SailPoint confirms agreement to be acquired by Thoma Bravo for $6.9 bln; stockholders to receive $65.25 per share in cash
- The co has entered into a definitive agreement to be acquired by Thoma Bravo, a leading software investment firm, in an all-cash transaction that values SailPoint at approximately $6.9 billion. Subject to the terms of the Agreement, SailPoint stockholders will receive $65.25 per share in cash, representing a premium of 48% to SailPoint's 90-day volume-weighted average price (VWAP). Upon completion of the transaction, SailPoint will become a privately held company with the flexibility and resources to continue providing industry-leading identity security solutions to modern enterprises around the world. Additionally, SailPoint will benefit from the operating capabilities, capital support, and deep software expertise of Thoma Bravo.

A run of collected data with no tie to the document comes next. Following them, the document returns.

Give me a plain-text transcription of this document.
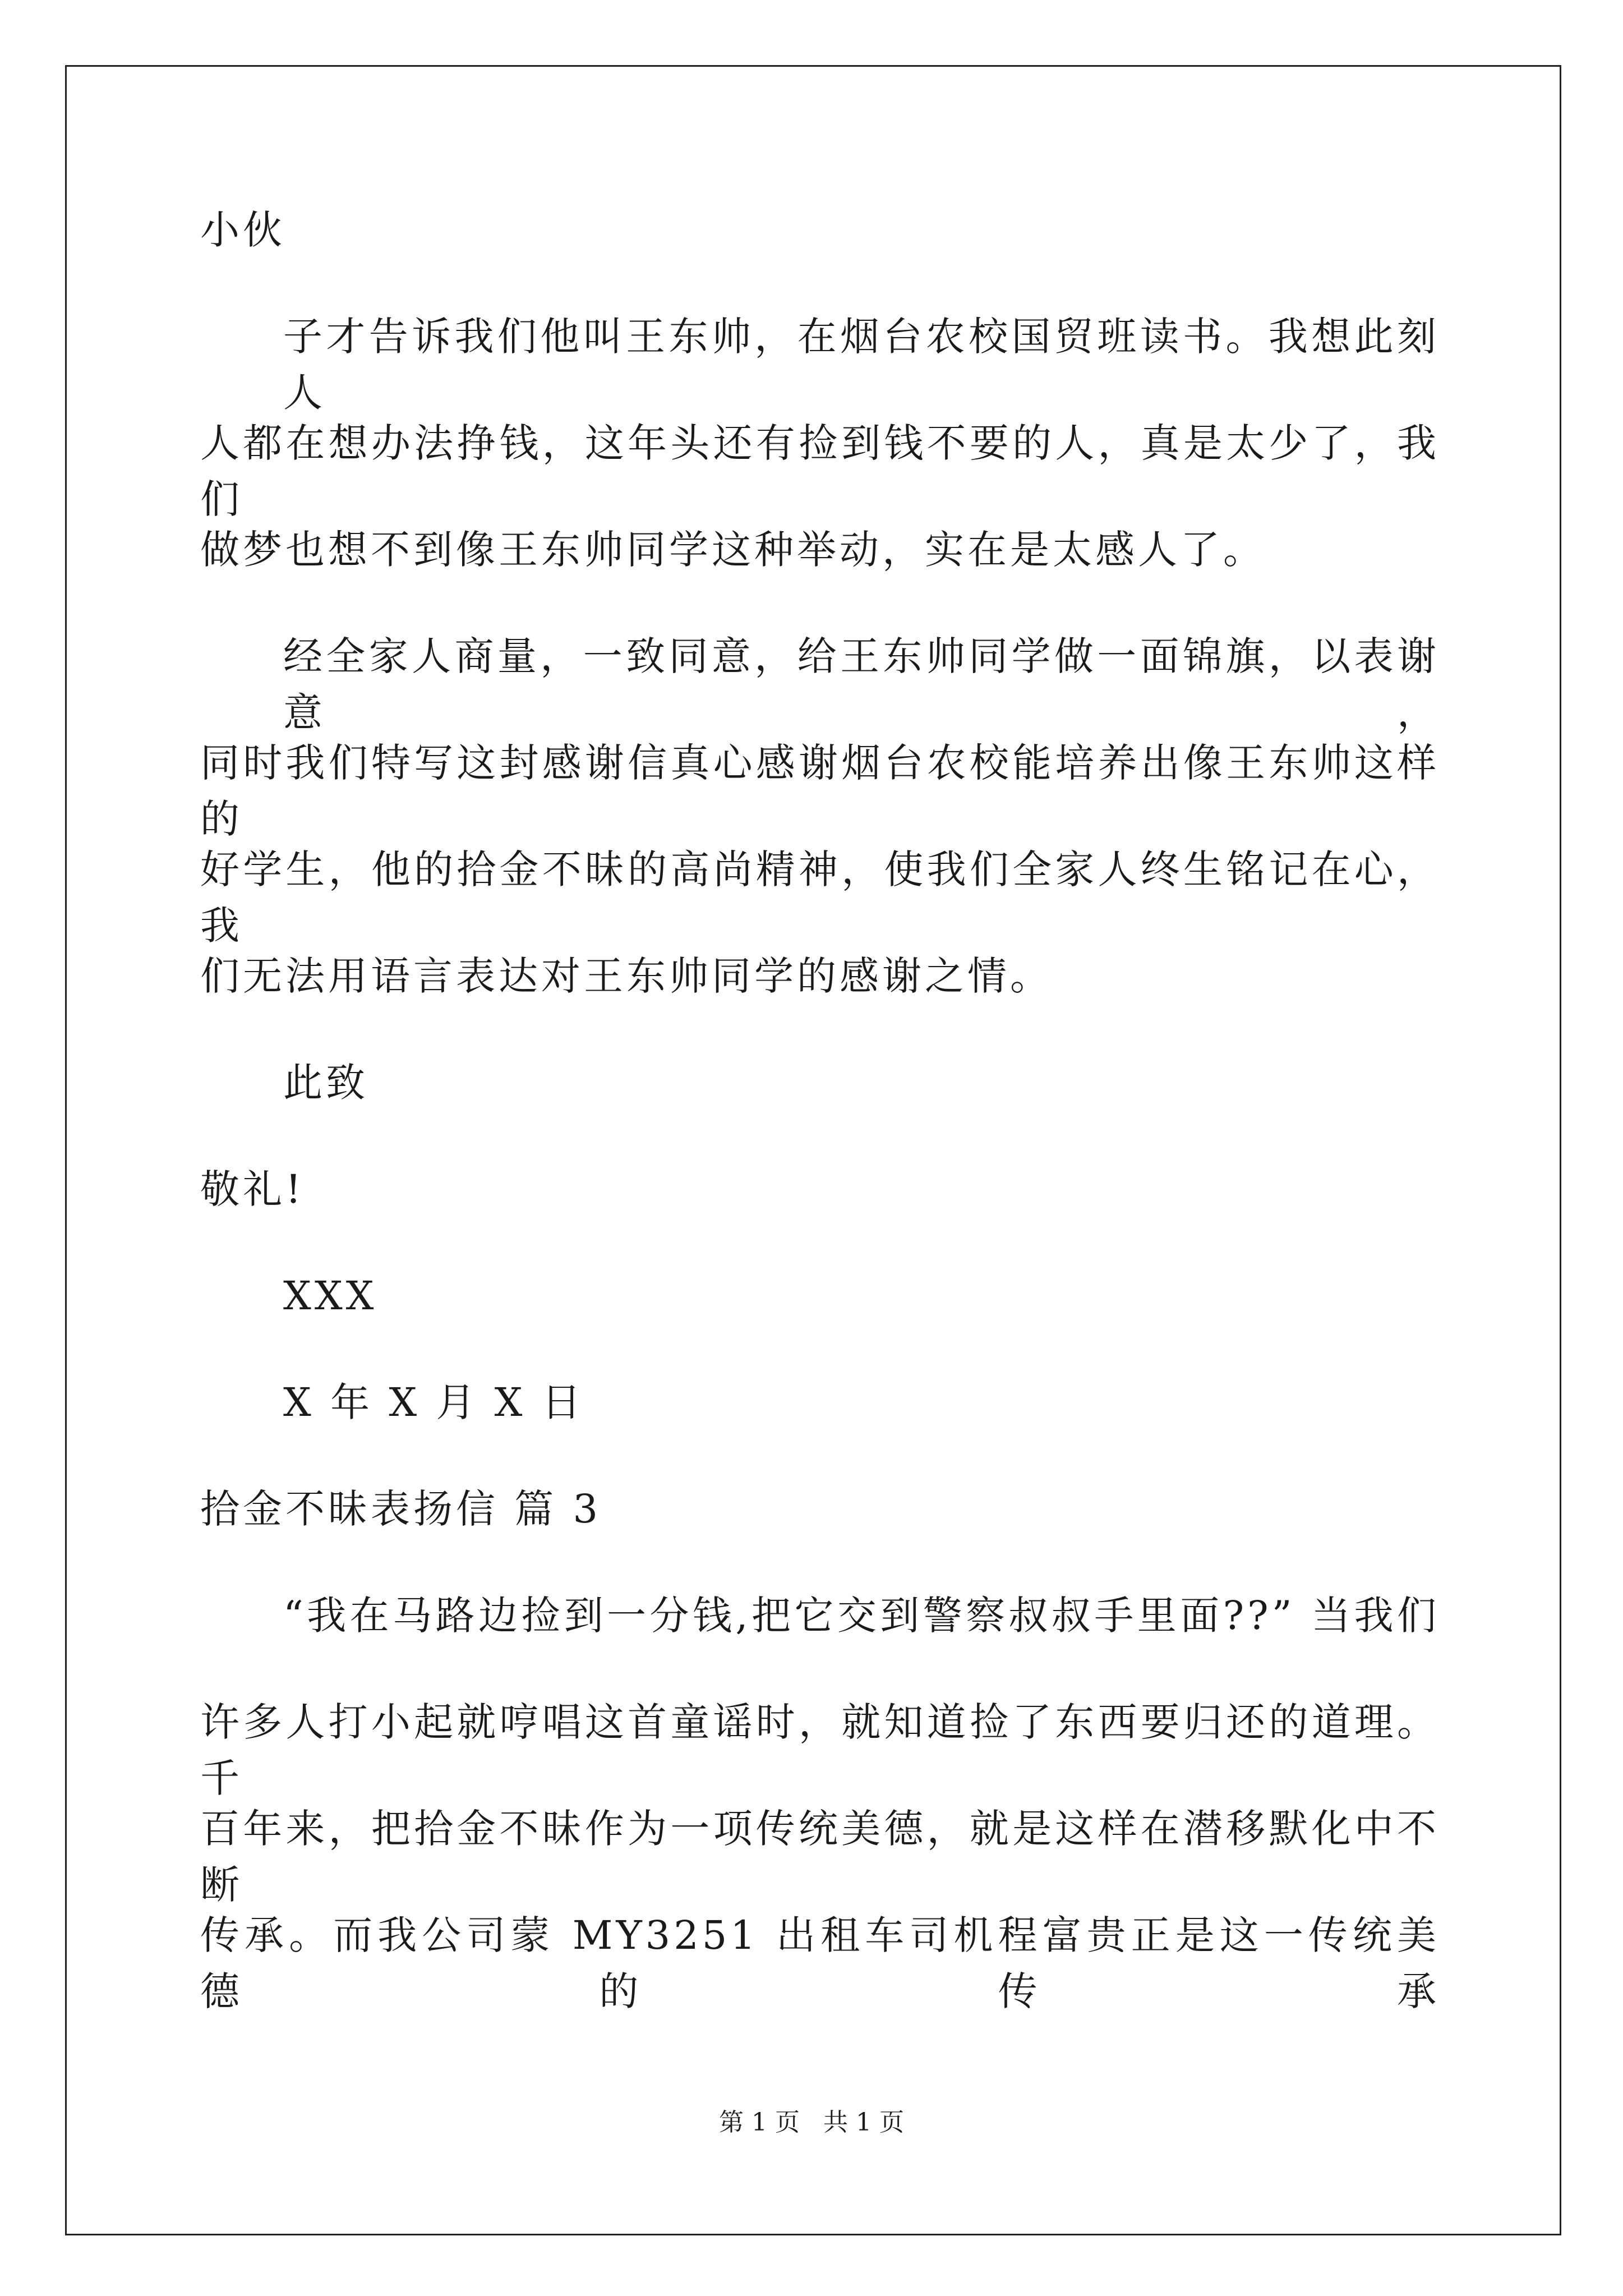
小伙
子才告诉我们他叫王东帅，在烟台农校国贸班读书。我想此刻人
人都在想办法挣钱，这年头还有捡到钱不要的人，真是太少了，我们
做梦也想不到像王东帅同学这种举动，实在是太感人了。
经全家人商量，一致同意，给王东帅同学做一面锦旗，以表谢意，
同时我们特写这封感谢信真心感谢烟台农校能培养出像王东帅这样的
好学生，他的拾金不昧的高尚精神，使我们全家人终生铭记在心，我
们无法用语言表达对王东帅同学的感谢之情。
此致
敬礼!
XXX
X 年 X 月 X 日
拾金不昧表扬信 篇 3
“我在马路边捡到一分钱,把它交到警察叔叔手里面??” 当我们
许多人打小起就哼唱这首童谣时，就知道捡了东西要归还的道理。千
百年来，把拾金不昧作为一项传统美德，就是这样在潜移默化中不断
传承。而我公司蒙 MY3251 出租车司机程富贵正是这一传统美德的传承
第 1 页   共 1 页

- Transaction Details: A Special Committee of the Board of Directors of SailPoint has unanimously recommended, and following that recommendation, the Board has unanimouslyapproved, the agreement with Thoma Bravo, and the Board unanimously recommends that SailPoint stockholders vote in favor of the transaction at the Special Meeting of Shareholders to be called in connection with the transaction. The agreement includes a "go-shop" period expiring at 11:59 p.m. Eastern time on May 16, 2022, which allows the Board and its advisors to actively initiate, solicit and consider alternative acquisition proposals from third parties. The Board will have the right to terminate the merger agreement to enter into a superior proposal subject to the terms and conditions of the merger agreement. There can be no assurance that this "go-shop" will result in a superior proposal, and SailPoint does not intend to disclose developments with respect to the solicitation process unless and until it determines such disclosure is appropriate or otherwise required. The transaction is expected to close in the second half of 2022.